Broadhurst fondly remembered Lamontagne, who he said could be quite stubborn at times.
“But he was an absolute jurist; he loved the law.”
Alberga said he would have liked to hear what Lamontagne, whom he battled in court on more than one occasion, would have thought about the recent trial of MLA McKeeva Bush.
“I’m sorry Pierre was not at the trial. It would have been interesting to hear what he would have said about the governor,” he said, referring to the string of emails written by former governor Duncan Taylor in the lead-up to Bush’s arrest and charging. Those emails ended up being crucial evidence in the case.
Known as the Father of the Cayman Islands Bar, the elder Alberga (his son Michael is also a prominent Cayman Islands attorney) had a career in Cayman that spanned six decades until his retirement from practice in 2009.
“I came here and did my first case in 1964,” he said.
At the time, Alberga had a practice in Jamaica, which he started in 1952, and came over to handle courtroom cases in Cayman when instructed to do so.
In his days practicing in Jamaica, Alberga advocated for a number of people charged with capital offenses.
“My first big case was a murder trial,” he said. “That was my first case – defending a person who could be put to death.”
Alberga said he was involved in defending 12 murder charges in all.
“I only saw the black cap once,” he said, referring to the ritual practice in years past of Jamaican judges donning a black cap while reading a sentence of death. “I was able to get manslaughter or acquittal 11 times.”
The case he was involved with where the sentence was death was that of former West Indies test cricketer Leslie Hylton, who was charged with murdering his wife in 1954,
“He used a six-shooter to shoot his wife eight times, which meant he reloaded,” Alberga said. “So he hanged.”

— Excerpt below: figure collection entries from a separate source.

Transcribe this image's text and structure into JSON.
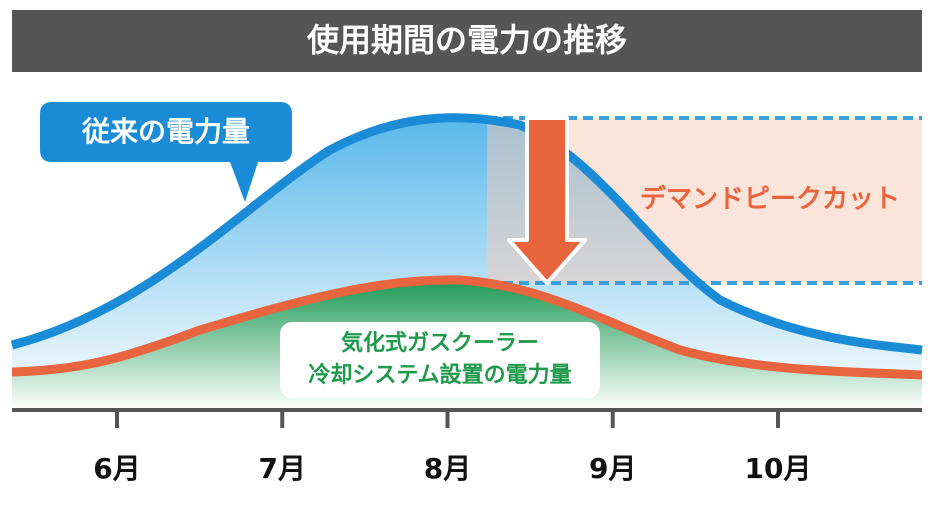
{
  "title": "使用期間の電力の推移",
  "callout": "従来の電力量",
  "annotation": "デマンドピークカット",
  "label": {
    "line1": "気化式ガスクーラー",
    "line2": "冷却システム設置の電力量"
  },
  "months": [
    "6月",
    "7月",
    "8月",
    "9月",
    "10月"
  ]
}
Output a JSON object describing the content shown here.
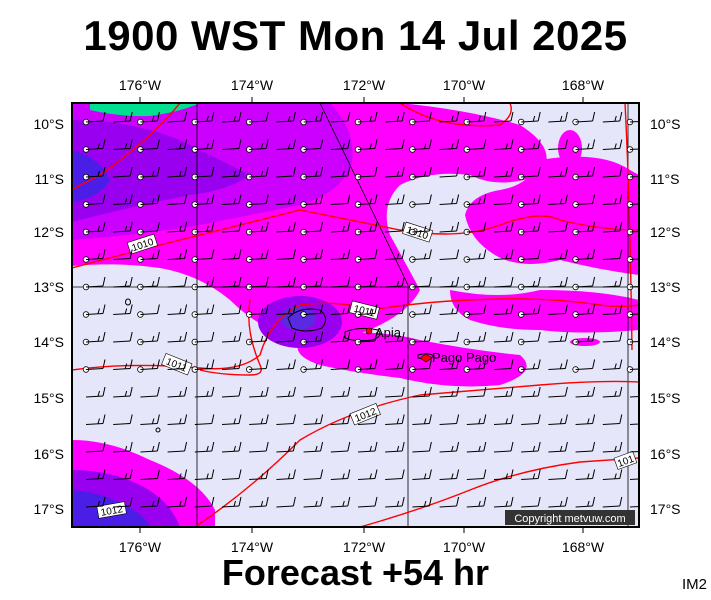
{
  "title": "1900 WST Mon 14 Jul 2025",
  "footer": "Forecast +54 hr",
  "model_tag": "IM2",
  "copyright": "Copyright metvuw.com",
  "axes": {
    "lon_labels": [
      "176°W",
      "174°W",
      "172°W",
      "170°W",
      "168°W"
    ],
    "lat_labels": [
      "10°S",
      "11°S",
      "12°S",
      "13°S",
      "14°S",
      "15°S",
      "16°S",
      "17°S"
    ]
  },
  "places": [
    {
      "name": "Apia",
      "lon": -171.77,
      "lat": -13.83
    },
    {
      "name": "Pago Pago",
      "lon": -170.7,
      "lat": -14.28
    }
  ],
  "isobar_labels": [
    "1010",
    "1010",
    "1011",
    "1011",
    "1012",
    "1012",
    "101"
  ],
  "colors": {
    "background": "#e6e6fa",
    "precip_light": "#ff00ff",
    "precip_medium": "#9a00f0",
    "precip_heavy": "#4a1ee6",
    "precip_extreme": "#00e090",
    "isobar": "#ff0000"
  }
}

Over his career, Alberga crossed paths with the “Who’s Who” of Caribbean lawyers and judges, and even played an important role in the career of William S. Walker, who in turn was instrumental in helping to create and establish the Cayman Islands as an offshore financial center. After the two met at Cambridge during their formal education, Walker went to Canada and eventually reached out to Alberga in the early 1960s to see if he could join his chambers in Jamaica, which he did. When Jamaica went independent in 1962, Walker told Alberga he was going to check out Cayman.
“I told him, ‘It’s a sand dune’ and he probably wouldn’t like it,’” Alberga said. “He went and came back and said, ‘I like what I saw and I’m going to leave you and set up a practice on Grand Cayman at the end of the year.’”
Just a couple of years later, Walker called Alberga and returned the favor.
“It was [Walker] who brought me here,” Alberga said. “He instructed me on my first case here.”
Eventually, Alberga learned to love Cayman and moved here permanently in 1976. Now nearing the age of 87, he laughs at his sight-unseen first impression of the Cayman Islands and is happy to have been proven wrong.
Boni asked Alberga, if he had it all to do over, would he go the route of becoming a barrister, essentially on his own, rather than a solicitor as part of a firm.
“My father told me, and I think he was very wise, that I didn’t have the temperament to be a solicitor,” he said, adding that his father was a solicitor himself. “I think I would be a barrister again. I don’t think I’d like to be a partner in a firm.”